|Official name||Hebrew: שבועות or חג שבעות (Ḥag HaShavuot or Shavuot)|
|Also called||English: "Festival of Weeks"|
|Observed by||Judaism and Jews|
|Significance||One of the Three Pilgrim Festivals. Celebrates the revelation of the Five Books of the Torah (or Old Testament of the Christian Bible) by God to Moses and to the Israelites at Mount Sinai, 49 days (7 weeks) after the Exodus from Egypt. Commemorates the wheat harvesting in the Land of Israel. Culmination of the 49 days of the Counting of the Omer.|
|Begins||6th day of Sivan (or the Sunday following the 6th day of Sivan in the Karaite tradition)|
|Ends||7th (in Israel: 6th) day of Sivan|
|Celebrations||Festive meals. All-night Torah study. Recital of Akdamut liturgical poem in Ashkenazic synagogues. Reading of the Book of Ruth. Eating of dairy products. Decoration of homes and synagogues with greenery (Orach Chayim, 494).|
|Related to||Passover, which precedes Shavuot|
Shavuot is a holiday celebrated by Jewish people. They celebrate it to remember the day God gave the Torah to the entire nation of Israel assembled at Mount Sinai, the holiday association between the giving of the Torah (Matan Torah) and Shavuot is not explicit in the Biblical text.

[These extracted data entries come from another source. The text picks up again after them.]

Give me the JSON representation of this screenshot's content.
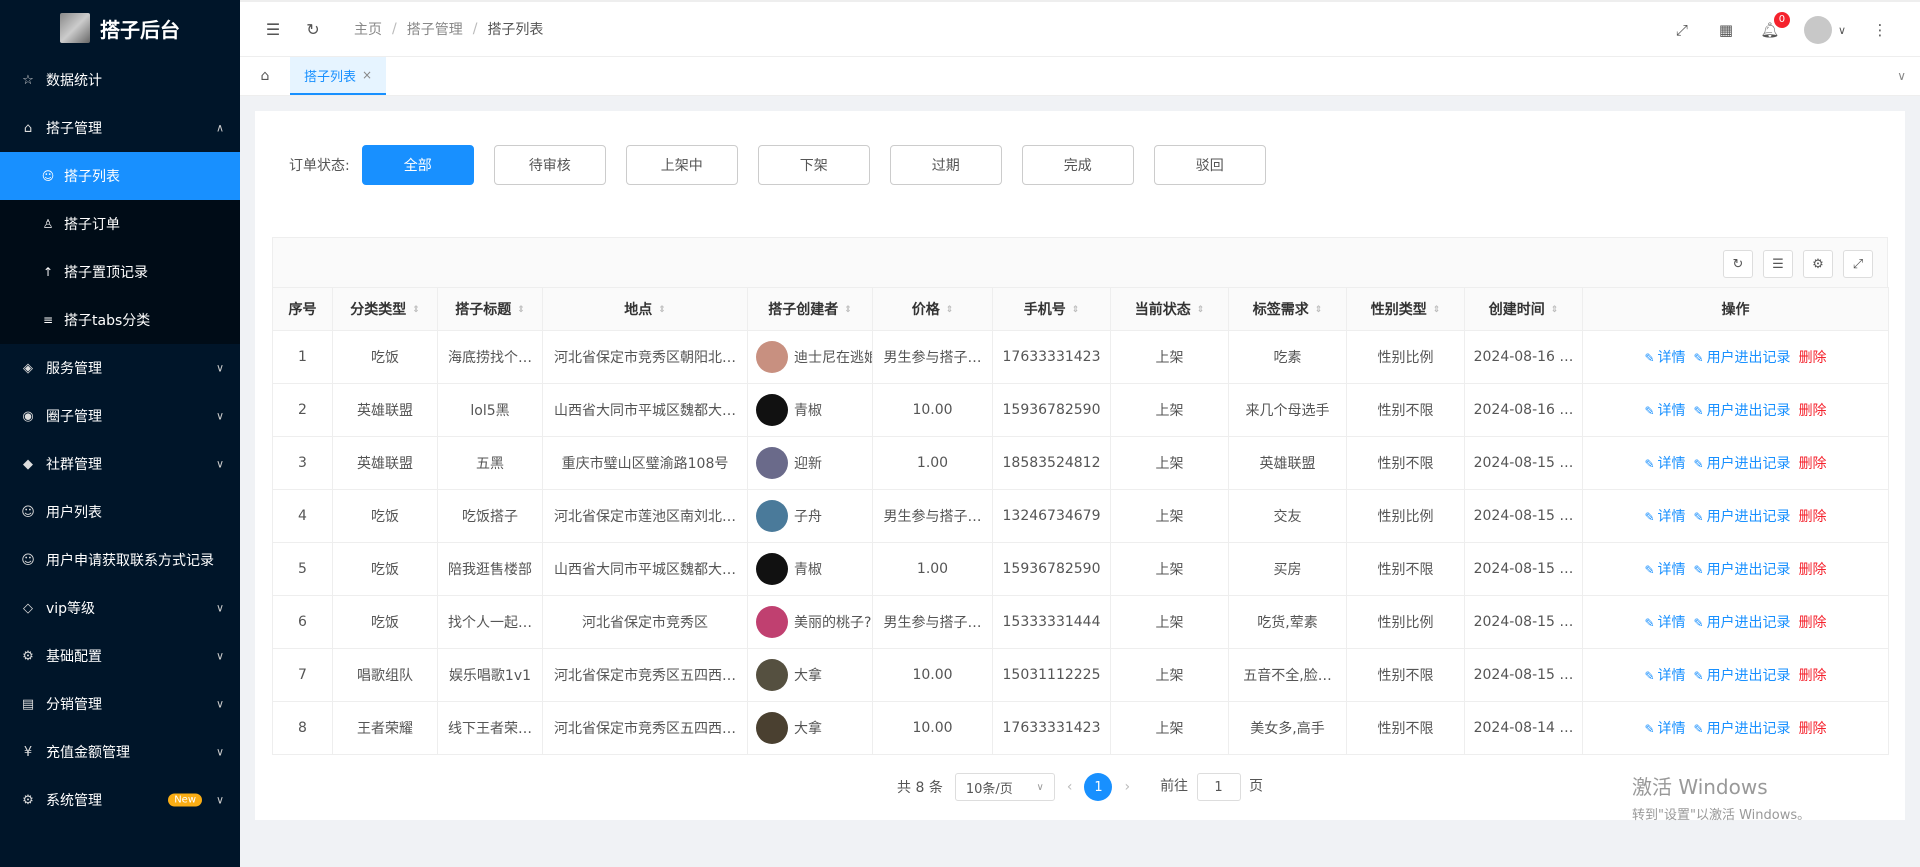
{
  "app": {
    "title": "搭子后台"
  },
  "sidebar": {
    "items": [
      {
        "label": "数据统计",
        "icon": "star-icon",
        "glyph": "☆"
      },
      {
        "label": "搭子管理",
        "icon": "shop-icon",
        "glyph": "⌂",
        "expanded": true,
        "children": [
          {
            "label": "搭子列表",
            "icon": "users-icon",
            "glyph": "☺",
            "active": true
          },
          {
            "label": "搭子订单",
            "icon": "user-icon",
            "glyph": "♙"
          },
          {
            "label": "搭子置顶记录",
            "icon": "pin-icon",
            "glyph": "↑"
          },
          {
            "label": "搭子tabs分类",
            "icon": "list-icon",
            "glyph": "≡"
          }
        ]
      },
      {
        "label": "服务管理",
        "icon": "cube-icon",
        "glyph": "◈",
        "collapsed": true
      },
      {
        "label": "圈子管理",
        "icon": "palette-icon",
        "glyph": "◉",
        "collapsed": true
      },
      {
        "label": "社群管理",
        "icon": "graduation-icon",
        "glyph": "◆",
        "collapsed": true
      },
      {
        "label": "用户列表",
        "icon": "user-group-icon",
        "glyph": "☺"
      },
      {
        "label": "用户申请获取联系方式记录",
        "icon": "user-group-icon",
        "glyph": "☺"
      },
      {
        "label": "vip等级",
        "icon": "layers-icon",
        "glyph": "◇",
        "collapsed": true
      },
      {
        "label": "基础配置",
        "icon": "api-icon",
        "glyph": "⚙",
        "collapsed": true
      },
      {
        "label": "分销管理",
        "icon": "document-icon",
        "glyph": "▤",
        "collapsed": true
      },
      {
        "label": "充值金额管理",
        "icon": "yen-icon",
        "glyph": "¥",
        "collapsed": true
      },
      {
        "label": "系统管理",
        "icon": "gear-icon",
        "glyph": "⚙",
        "badge": "New",
        "collapsed": true
      }
    ]
  },
  "header": {
    "breadcrumb": [
      "主页",
      "搭子管理",
      "搭子列表"
    ],
    "notification_count": "0"
  },
  "tabs": [
    {
      "label": "搭子列表"
    }
  ],
  "filter": {
    "label": "订单状态:",
    "options": [
      "全部",
      "待审核",
      "上架中",
      "下架",
      "过期",
      "完成",
      "驳回"
    ],
    "selected": "全部"
  },
  "table": {
    "columns": [
      "序号",
      "分类类型",
      "搭子标题",
      "地点",
      "搭子创建者",
      "价格",
      "手机号",
      "当前状态",
      "标签需求",
      "性别类型",
      "创建时间",
      "操作"
    ],
    "rows": [
      [
        "1",
        "吃饭",
        "海底捞找个…",
        "河北省保定市竞秀区朝阳北…",
        "迪士尼在逃娘",
        "男生参与搭子…",
        "17633331423",
        "上架",
        "吃素",
        "性别比例",
        "2024-08-16 …"
      ],
      [
        "2",
        "英雄联盟",
        "lol5黑",
        "山西省大同市平城区魏都大…",
        "青椒",
        "10.00",
        "15936782590",
        "上架",
        "来几个母选手",
        "性别不限",
        "2024-08-16 …"
      ],
      [
        "3",
        "英雄联盟",
        "五黑",
        "重庆市璧山区璧渝路108号",
        "迎新",
        "1.00",
        "18583524812",
        "上架",
        "英雄联盟",
        "性别不限",
        "2024-08-15 …"
      ],
      [
        "4",
        "吃饭",
        "吃饭搭子",
        "河北省保定市莲池区南刘北…",
        "子舟",
        "男生参与搭子…",
        "13246734679",
        "上架",
        "交友",
        "性别比例",
        "2024-08-15 …"
      ],
      [
        "5",
        "吃饭",
        "陪我逛售楼部",
        "山西省大同市平城区魏都大…",
        "青椒",
        "1.00",
        "15936782590",
        "上架",
        "买房",
        "性别不限",
        "2024-08-15 …"
      ],
      [
        "6",
        "吃饭",
        "找个人一起…",
        "河北省保定市竞秀区",
        "美丽的桃子?",
        "男生参与搭子…",
        "15333331444",
        "上架",
        "吃货,荤素",
        "性别比例",
        "2024-08-15 …"
      ],
      [
        "7",
        "唱歌组队",
        "娱乐唱歌1v1",
        "河北省保定市竞秀区五四西…",
        "大拿",
        "10.00",
        "15031112225",
        "上架",
        "五音不全,脸…",
        "性别不限",
        "2024-08-15 …"
      ],
      [
        "8",
        "王者荣耀",
        "线下王者荣…",
        "河北省保定市竞秀区五四西…",
        "大拿",
        "10.00",
        "17633331423",
        "上架",
        "美女多,高手",
        "性别不限",
        "2024-08-14 …"
      ]
    ],
    "avatar_colors": [
      "#c89080",
      "#111111",
      "#6a6a8a",
      "#4a7a9a",
      "#111111",
      "#c04070",
      "#555040",
      "#4a4030"
    ],
    "actions": {
      "detail": "详情",
      "records": "用户进出记录",
      "delete": "删除"
    }
  },
  "pagination": {
    "total": "共 8 条",
    "page_size": "10条/页",
    "current": "1",
    "goto_prefix": "前往",
    "goto_value": "1",
    "goto_suffix": "页"
  },
  "watermark": {
    "line1": "激活 Windows",
    "line2": "转到\"设置\"以激活 Windows。"
  }
}
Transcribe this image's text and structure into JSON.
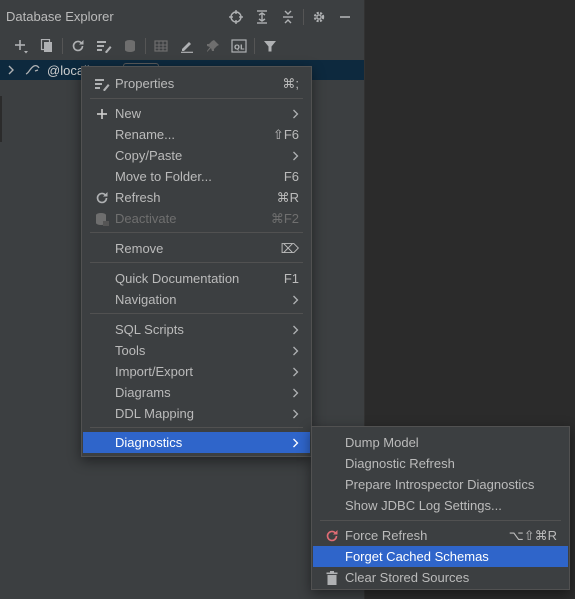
{
  "panel": {
    "title": "Database Explorer"
  },
  "title_icons": [
    "crosshair-icon",
    "expand-all-icon",
    "collapse-all-icon",
    "gear-icon",
    "minimize-icon"
  ],
  "toolbar_icons": [
    "add-icon",
    "copy-icon",
    "refresh-icon",
    "data-source-properties-icon",
    "deactivate-icon",
    "table-icon",
    "edit-icon",
    "pin-icon",
    "console-icon",
    "filter-icon"
  ],
  "tree": {
    "root_label": "@locall"
  },
  "context_menu": {
    "items": [
      {
        "label": "Properties",
        "shortcut": "⌘;",
        "icon": "properties-icon"
      },
      {
        "label": "New",
        "submenu": true,
        "icon": "plus-icon"
      },
      {
        "label": "Rename...",
        "shortcut": "⇧F6"
      },
      {
        "label": "Copy/Paste",
        "submenu": true
      },
      {
        "label": "Move to Folder...",
        "shortcut": "F6"
      },
      {
        "label": "Refresh",
        "shortcut": "⌘R",
        "icon": "refresh-icon"
      },
      {
        "label": "Deactivate",
        "shortcut": "⌘F2",
        "icon": "deactivate-icon",
        "disabled": true
      },
      {
        "label": "Remove",
        "shortcut": "⌦"
      },
      {
        "label": "Quick Documentation",
        "shortcut": "F1"
      },
      {
        "label": "Navigation",
        "submenu": true
      },
      {
        "label": "SQL Scripts",
        "submenu": true
      },
      {
        "label": "Tools",
        "submenu": true
      },
      {
        "label": "Import/Export",
        "submenu": true
      },
      {
        "label": "Diagrams",
        "submenu": true
      },
      {
        "label": "DDL Mapping",
        "submenu": true
      },
      {
        "label": "Diagnostics",
        "submenu": true,
        "selected": true
      }
    ]
  },
  "diagnostics_submenu": {
    "items": [
      {
        "label": "Dump Model"
      },
      {
        "label": "Diagnostic Refresh"
      },
      {
        "label": "Prepare Introspector Diagnostics"
      },
      {
        "label": "Show JDBC Log Settings..."
      },
      {
        "label": "Force Refresh",
        "shortcut": "⌥⇧⌘R",
        "icon": "force-refresh-icon"
      },
      {
        "label": "Forget Cached Schemas",
        "selected": true
      },
      {
        "label": "Clear Stored Sources",
        "icon": "trash-icon"
      }
    ]
  },
  "colors": {
    "panel_bg": "#3c3f41",
    "editor_bg": "#2b2b2b",
    "selection": "#2f65ca",
    "tree_selection": "#0d293e"
  }
}
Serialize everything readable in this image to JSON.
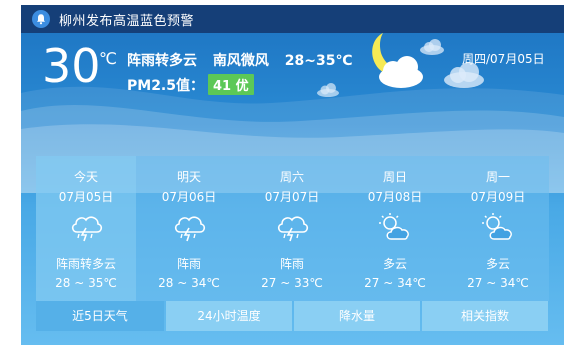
{
  "alert": {
    "text": "柳州发布高温蓝色预警",
    "icon": "bell-icon"
  },
  "current": {
    "temperature": "30",
    "unit": "℃",
    "condition": "阵雨转多云",
    "wind": "南风微风",
    "range": "28~35℃",
    "pm_label": "PM2.5值：",
    "aqi": "41 优",
    "aqi_color": "#5cc857",
    "date": "周四/07月05日"
  },
  "forecast": [
    {
      "day": "今天",
      "date": "07月05日",
      "icon": "thunder-rain-icon",
      "desc": "阵雨转多云",
      "range": "28 ~ 35℃"
    },
    {
      "day": "明天",
      "date": "07月06日",
      "icon": "thunder-rain-icon",
      "desc": "阵雨",
      "range": "28 ~ 34℃"
    },
    {
      "day": "周六",
      "date": "07月07日",
      "icon": "thunder-rain-icon",
      "desc": "阵雨",
      "range": "27 ~ 33℃"
    },
    {
      "day": "周日",
      "date": "07月08日",
      "icon": "partly-cloudy-icon",
      "desc": "多云",
      "range": "27 ~ 34℃"
    },
    {
      "day": "周一",
      "date": "07月09日",
      "icon": "partly-cloudy-icon",
      "desc": "多云",
      "range": "27 ~ 34℃"
    }
  ],
  "tabs": [
    "近5日天气",
    "24小时温度",
    "降水量",
    "相关指数"
  ]
}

Shavuot is celebrated on the sixth day of the Hebrew month of Sivan, which may occur on May or June. It falls 49 days after Passover(Pesach), which comes before Shavuot. Pentecost falls around the time of Shavuot.
Shavuot is celebrated by all types of Orthodox Jewry, ranging from Modern to Ultra-Orthodox. It is one of the Three Pilgrimage Holidays celebrated by Jews. (The other two being Passover, and Sukkot, aka The Festival of the Tabernacle.)
Jews travel from their countries to Jerusalem to sacrifice wheat to the temple.